Mercedes boss Toto Wolff has explained why Lewis Hamilton was forced to replace his engine and take a grid penalty on Sunday, refusing to rule out a repeat before the end of the season.
The Briton's 10-place penalty after topping qualifying contributed to a fifth-place finish at the Turkish Grand Prix, with team-mate Valtteri Bottas winning and title rival Max Verstappen finishing second to move six points clear of Hamilton in the championship standings.
However, Wolff revealed that the team felt they had no choice but to take a new Internal Combustion Engine (ICE) due to issues with Hamilton's previous power unit.
He insisted there had been no tactical timing to the decision, which was needed for technical reasons.
"We had to do it," Wolff told Sky Sports. "We saw some data on the Internal Combustion unit that didn't look very promising and a DNF is a total killer for the championship.

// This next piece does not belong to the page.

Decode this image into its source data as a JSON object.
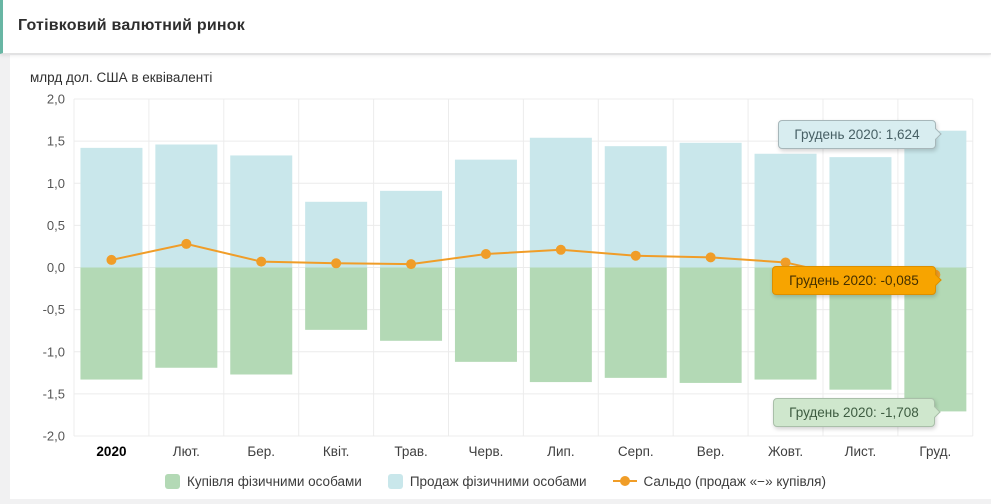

"We've seen over the course of the season that we've had some little gremlins that we weren't completely sure where they came from and how much performance they could potentially cost.
"So we'd rather have a new engine in the pool and that we understand that can possibly go longer.
"I think we understand much better now where the root cause lies and it's something that can happen from time to time if you just have a material issue, a batch problem and these are the things you need to consider."
From 1997, to 2021, Turkey was the 200th win for our teammates at Brixworth! pic.twitter.com/OG7yjYq9D4— Mercedes-AMG PETRONAS F1 Team (@MercedesAMGF1) October 12, 2021
The replacement power unit was Hamilton's fourth of the season, but Wolff suggested that it was not beyond the realms of possibility that he would be forced to take a fifth before the end of the campaign.
"The fourth one can last until the end of the season but there could be a moment where we say is it worth taking a fresh one because the other one is still at risk," Wolff continued.
"So this is something that is going to be really a work in progress."
There are six races to go in the 2021 Formula One season, a run that starts with the United States Grand Prix - an event Hamilton has won a record six times - on October 24.